Many students remember being dragged to the doctor’s office for vaccinations as kids. As it turns out, fruit flies suffer similar childhood plights.

A new study conducted by Emory College biology professor Todd Schlenke confirms the innate ability of the Drosophila melanogaster, or common fruit fly, to medicate its young with alcohol injections as a defense against invading parasites.

These flies, which feed on bacteria living on the surfaces of rotting fruit, inject distilled alcohol into their larvae to kill off parasites – specifically small, endoparasitoid wasps that lay eggs inside of their offspring. Once a wasp egg hatches inside fly larvae, the juvenile wasp ultimately eats its way out of its unfortunate host, emerging as an adult.

Schlenke’s 2012 study proved the fly larvae’s tendency to self-medicate, but these recent findings show that the adult flies can actually see the wasps and anticipate the larvae-killing infections.

“They’ve been naturally selected to behave this way,” Schlenke said. He sees immune systems in all organisms as “a much more complex set of behaviors.”

“It’s much more common than we originally thought,” he added, citing a 2010 study by Emory Ecologist Jaap de Roode in which monarch butterflies revealed an innate preference for milkweed, a substance toxic to their parasites and predators.

Zachary Lynch, a second-year Emory graduate and Population, Biology, Ecology and Evolution (PBEE) program student, works in Schlenke’s lab. Co-advised by both Schlenke and de Roode, Lynch is currently investigating medication behaviors in other fly species.

In Drosophila melanogaster and other Drosophila species, according to Lynch, such behaviors even coevolved with alcohol tolerance.

In the experiment, flies were given the chance to lay eggs in food containing zero or six percent ethanol.

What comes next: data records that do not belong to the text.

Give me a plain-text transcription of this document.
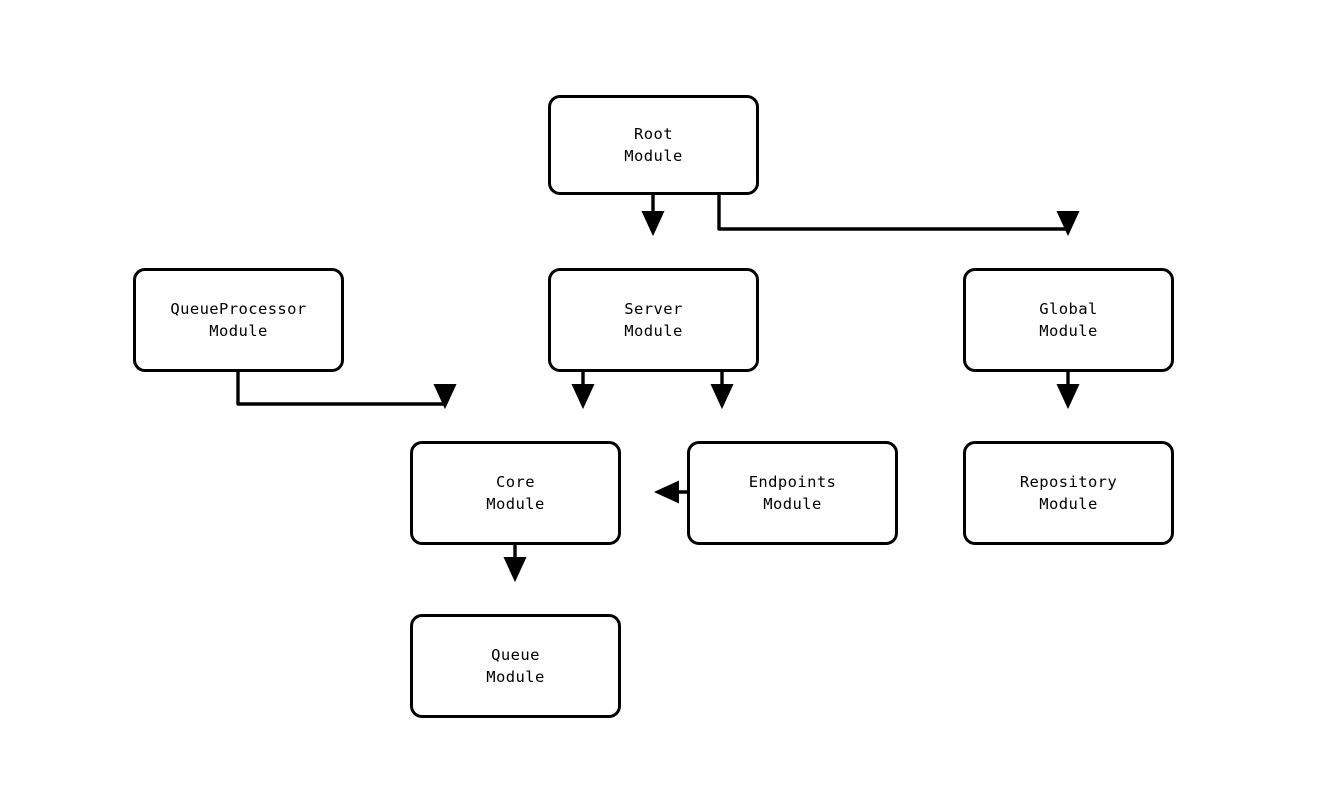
Root
Module
QueueProcessor
Module
Server
Module
Global
Module
Core
Module
Endpoints
Module
Repository
Module
Queue
Module
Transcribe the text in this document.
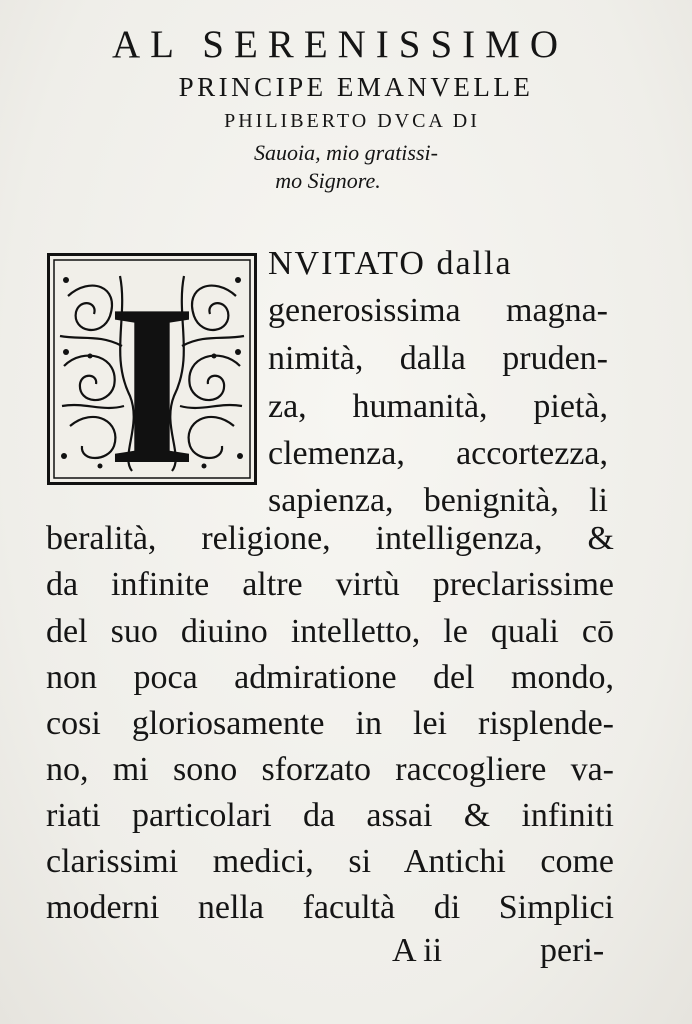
AL SERENISSIMO
PRINCIPE EMANVELLE
PHILIBERTO DVCA DI
Sauoia, mio gratissi-
mo Signore.
I NVITATO dalla
generosissima magna-
nimità, dalla pruden-
za, humanità, pietà,
clemenza, accortezza,
sapienza, benignità, li
beralità, religione, intelligenza, &
da infinite altre virtù preclarissime
del suo diuino intelletto, le quali cō
non poca admiratione del mondo,
cosi gloriosamente in lei risplende-
no, mi sono sforzato raccogliere va-
riati particolari da assai & infiniti
clarissimi medici, si Antichi come
moderni nella facultà di Simplici
A ii	peri-
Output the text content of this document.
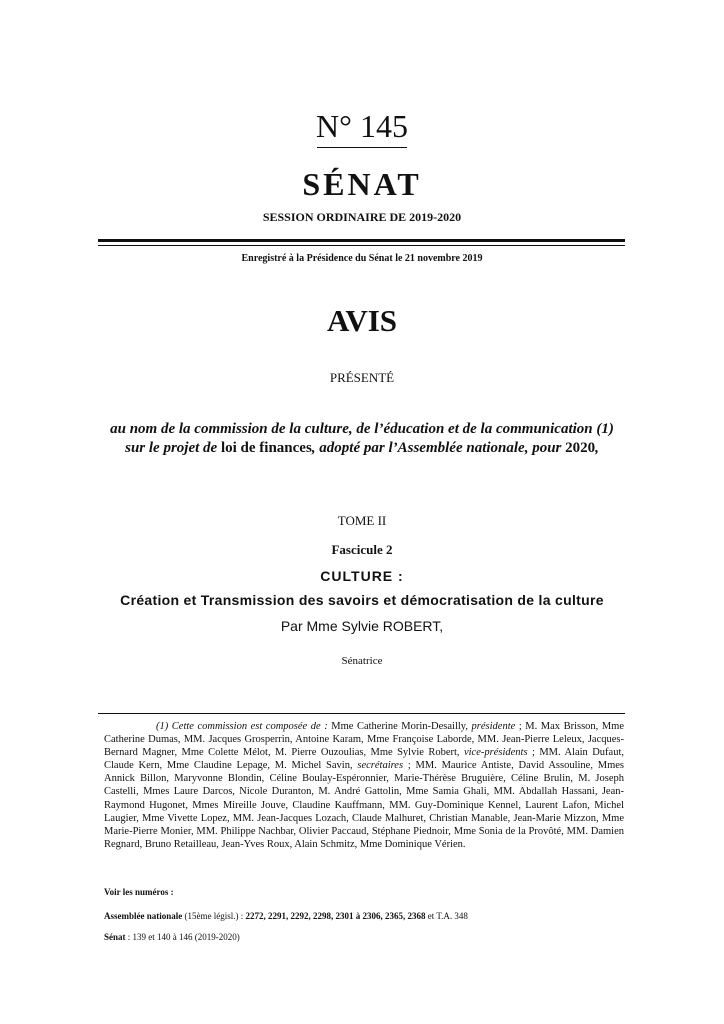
N° 145
SÉNAT
SESSION ORDINAIRE DE 2019-2020
Enregistré à la Présidence du Sénat le 21 novembre 2019
AVIS
PRÉSENTÉ
au nom de la commission de la culture, de l’éducation et de la communication (1) sur le projet de loi de finances, adopté par l’Assemblée nationale, pour 2020,
TOME II
Fascicule 2
CULTURE :
Création et Transmission des savoirs et démocratisation de la culture
Par Mme Sylvie ROBERT,
Sénatrice
(1) Cette commission est composée de : Mme Catherine Morin-Desailly, présidente ; M. Max Brisson, Mme Catherine Dumas, MM. Jacques Grosperrin, Antoine Karam, Mme Françoise Laborde, MM. Jean-Pierre Leleux, Jacques-Bernard Magner, Mme Colette Mélot, M. Pierre Ouzoulias, Mme Sylvie Robert, vice-présidents ; MM. Alain Dufaut, Claude Kern, Mme Claudine Lepage, M. Michel Savin, secrétaires ; MM. Maurice Antiste, David Assouline, Mmes Annick Billon, Maryvonne Blondin, Céline Boulay-Espéronnier, Marie-Thérèse Bruguière, Céline Brulin, M. Joseph Castelli, Mmes Laure Darcos, Nicole Duranton, M. André Gattolin, Mme Samia Ghali, MM. Abdallah Hassani, Jean-Raymond Hugonet, Mmes Mireille Jouve, Claudine Kauffmann, MM. Guy-Dominique Kennel, Laurent Lafon, Michel Laugier, Mme Vivette Lopez, MM. Jean-Jacques Lozach, Claude Malhuret, Christian Manable, Jean-Marie Mizzon, Mme Marie-Pierre Monier, MM. Philippe Nachbar, Olivier Paccaud, Stéphane Piednoir, Mme Sonia de la Provôté, MM. Damien Regnard, Bruno Retailleau, Jean-Yves Roux, Alain Schmitz, Mme Dominique Vérien.
Voir les numéros :
Assemblée nationale (15ème législ.) : 2272, 2291, 2292, 2298, 2301 à 2306, 2365, 2368 et T.A. 348
Sénat : 139 et 140 à 146 (2019-2020)
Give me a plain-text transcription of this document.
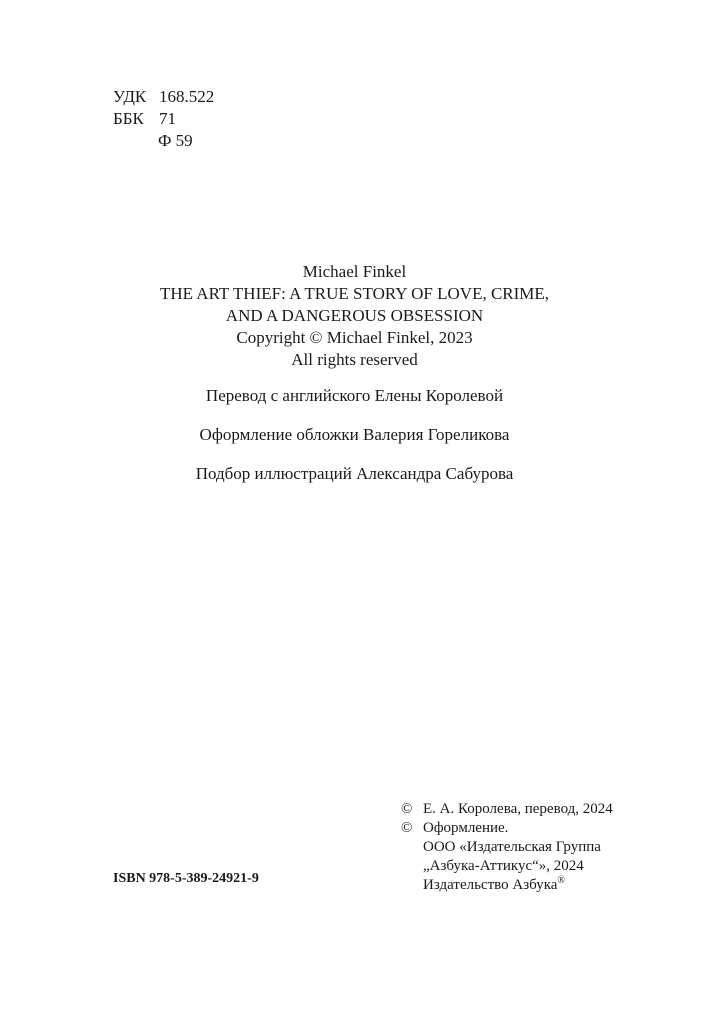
УДК 168.522
ББК 71
Ф 59
Michael Finkel
THE ART THIEF: A TRUE STORY OF LOVE, CRIME,
AND A DANGEROUS OBSESSION
Copyright © Michael Finkel, 2023
All rights reserved
Перевод с английского Елены Королевой
Оформление обложки Валерия Гореликова
Подбор иллюстраций Александра Сабурова
ISBN 978-5-389-24921-9
© Е. А. Королева, перевод, 2024
© Оформление.
ООО «Издательская Группа
„Азбука-Аттикус“», 2024
Издательство Азбука®
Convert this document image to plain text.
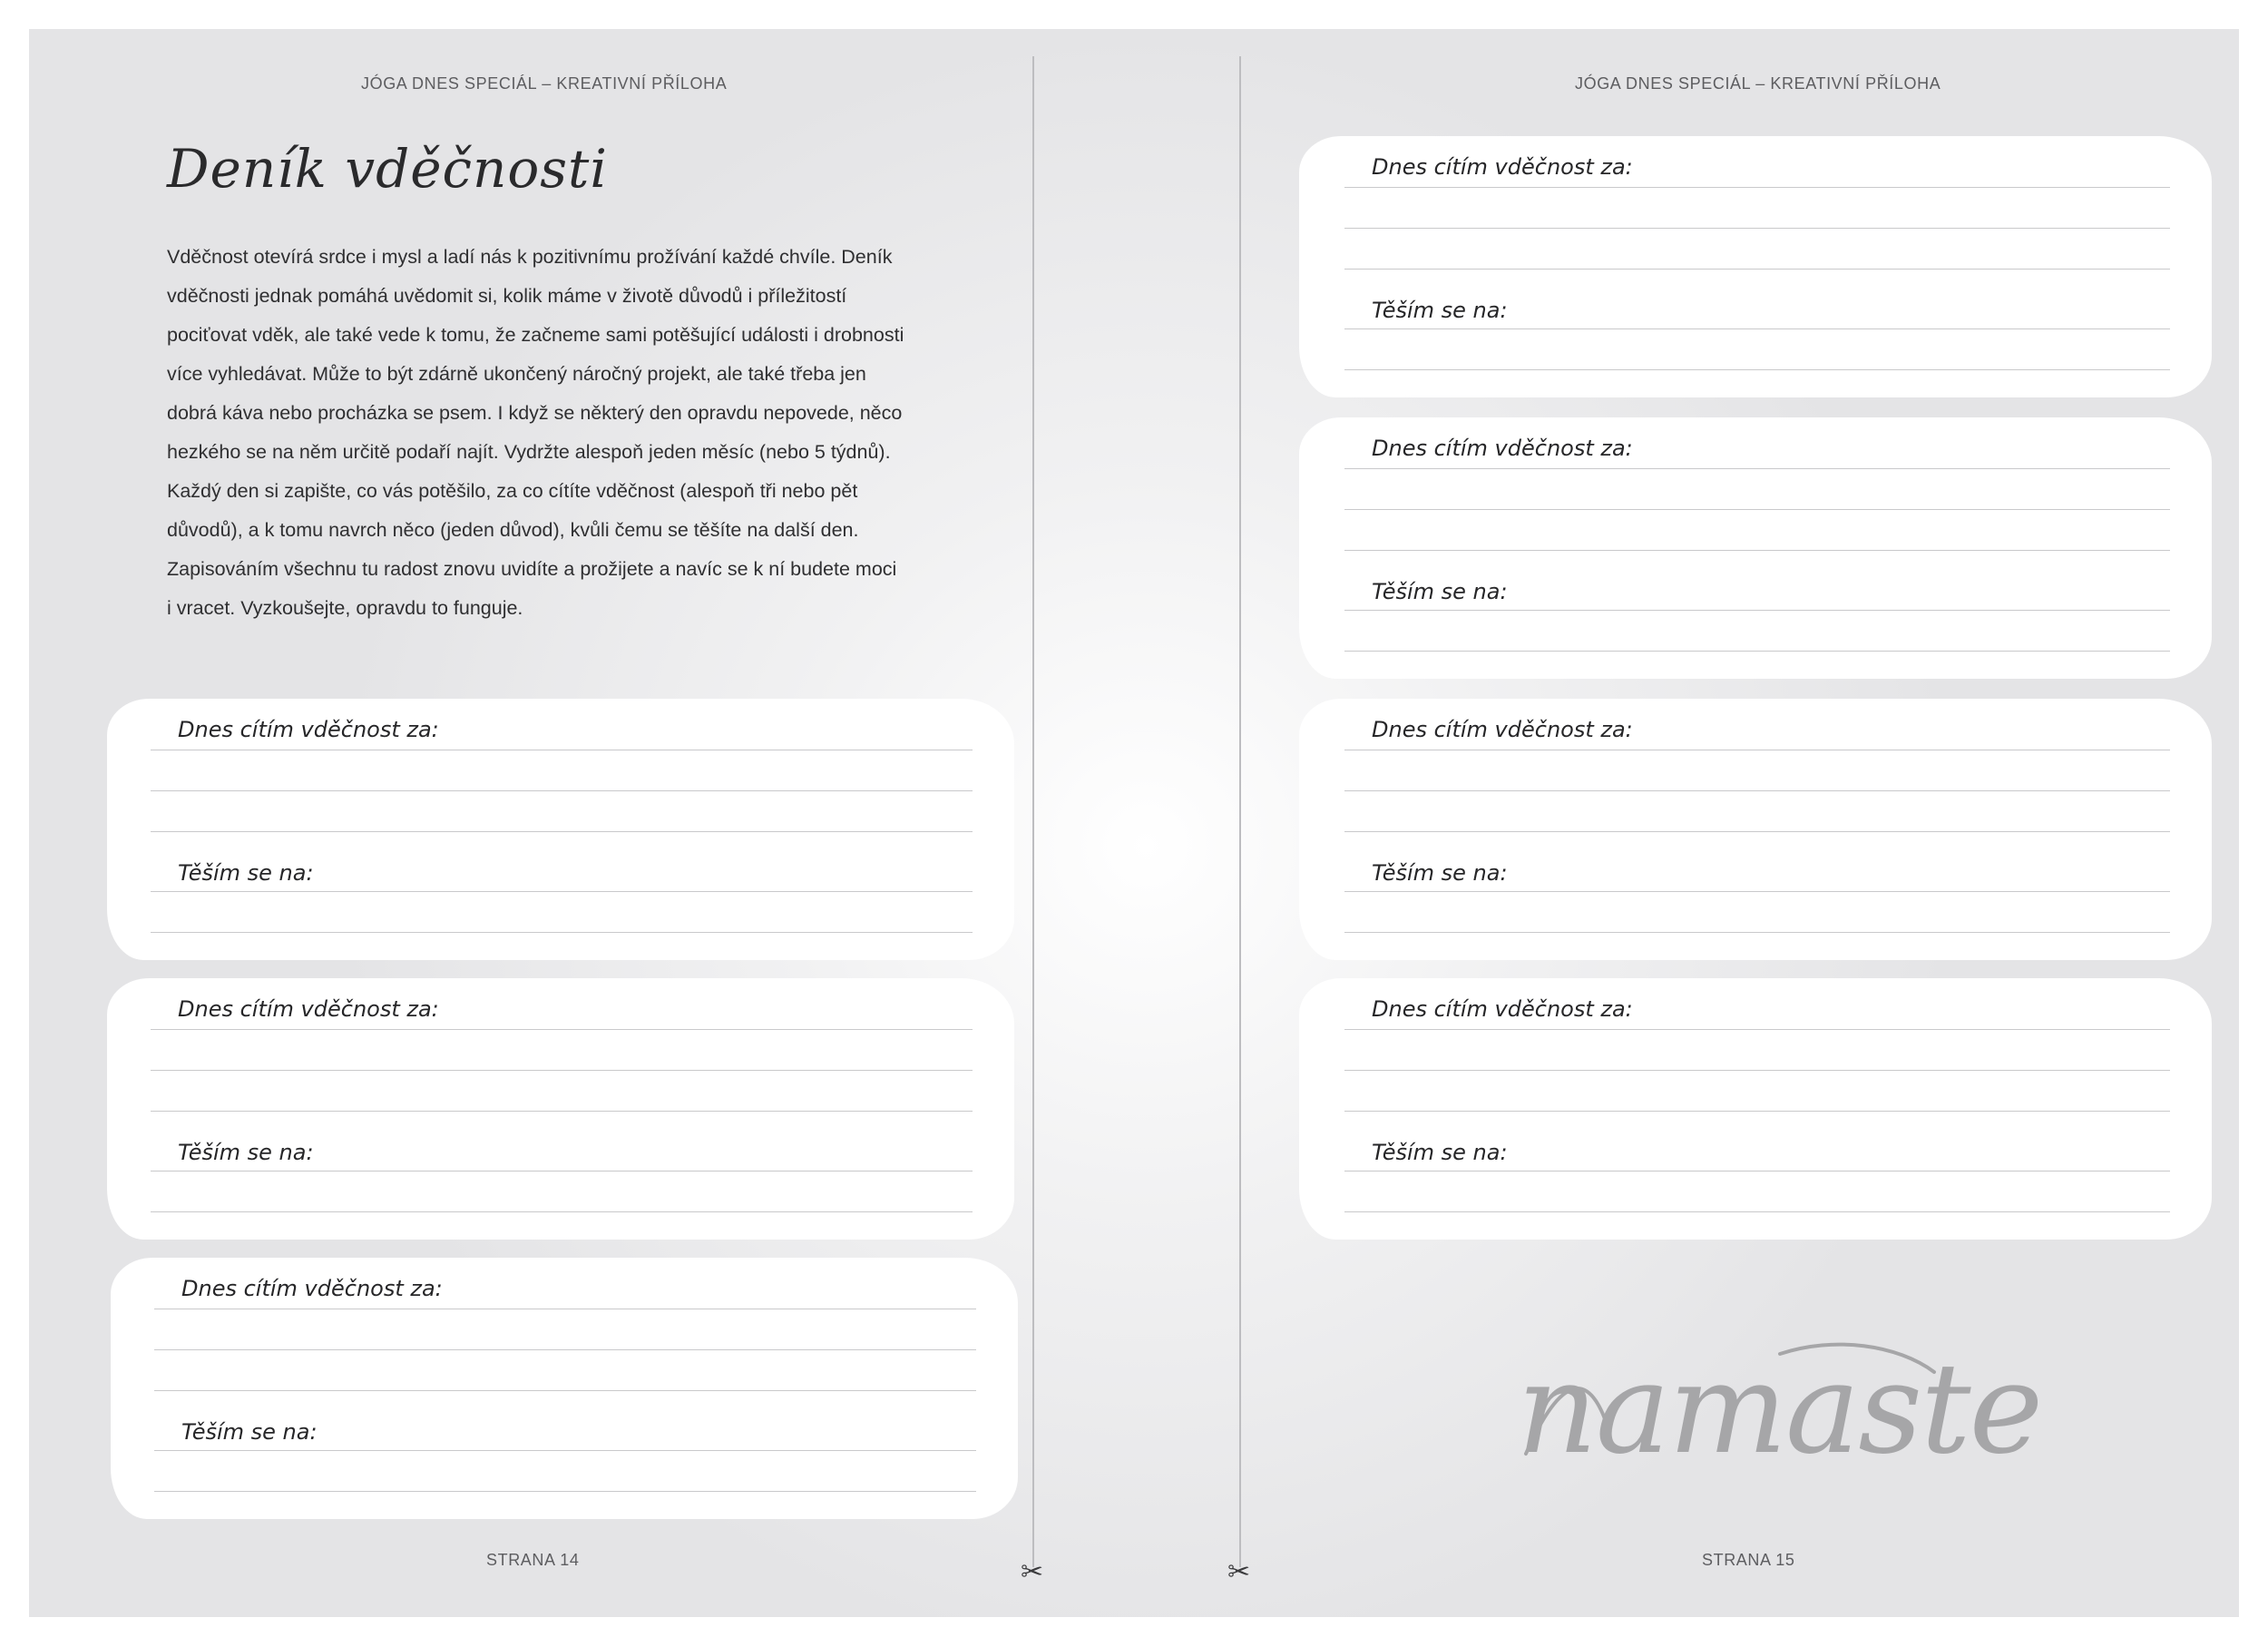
JÓGA DNES SPECIÁL – KREATIVNÍ PŘÍLOHA
Deník vděčnosti
Vděčnost otevírá srdce i mysl a ladí nás k pozitivnímu prožívání každé chvíle. Deník
vděčnosti jednak pomáhá uvědomit si, kolik máme v životě důvodů i příležitostí
pociťovat vděk, ale také vede k tomu, že začneme sami potěšující události i drobnosti
více vyhledávat. Může to být zdárně ukončený náročný projekt, ale také třeba jen
dobrá káva nebo procházka se psem. I když se některý den opravdu nepovede, něco
hezkého se na něm určitě podaří najít. Vydržte alespoň jeden měsíc (nebo 5 týdnů).
Každý den si zapište, co vás potěšilo, za co cítíte vděčnost (alespoň tři nebo pět
důvodů), a k tomu navrch něco (jeden důvod), kvůli čemu se těšíte na další den.
Zapisováním všechnu tu radost znovu uvidíte a prožijete a navíc se k ní budete moci
i vracet. Vyzkoušejte, opravdu to funguje.
Dnes cítím vděčnost za:
Těším se na:
Dnes cítím vděčnost za:
Těším se na:
Dnes cítím vděčnost za:
Těším se na:
STRANA 14	✂	✂
JÓGA DNES SPECIÁL – KREATIVNÍ PŘÍLOHA
Dnes cítím vděčnost za:
Těším se na:
Dnes cítím vděčnost za:
Těším se na:
Dnes cítím vděčnost za:
Těším se na:
Dnes cítím vděčnost za:
Těším se na:
STRANA 15
namaste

Most flies chose the ethanol, and 60 percent successfully killed the invading wasps.

According to Nathan Mortimer, a postdoctoral fellow in Schlenke’s lab who focuses on psychological immunity, a chemical alteration occurred within the brains of flies that had seen wasps.

“This suggests that signaling in the flies’ brains changed when they encountered their parasites, and that this led to a change in their behavior that helped their offspring resist parasitic infection,” Mortimer said.

Balint Kacsoh (’12C), who will study molecular and cellular biology at Dartmouth this fall, designed and conducted the research.

Kascoh is in the midst of performing two follow-up experiments on other Drosophila melanogaster flies that specialize in other harmful food sources, not including alcohol.

“We wondered whether these flies are also able to utilize unique, albeit toxic, food sources in order to protect their offspring,” Kacsoh said. “We are finding that this is the case with the two additional toxins and multiple fly species we are texting.”

Schlenke, who has been conducting this research for the last couple of years, sees his team’s findings as another example of each organism’s tendency to adapt to and use its environment.

“We looked at a bunch of fly species that live among fruits,” Schlenke said. “They all do the same thing.” Flies that don’t live among fruit, he added, reveal no preference for ethanol medication. However, this behavior is seen among mammals such as chimpanzees who eat certain plants to treat deficiencies, Schlenke added.

“The broader idea,” he said, “is that organisms – not just humans – have behaviors that prevent infection.”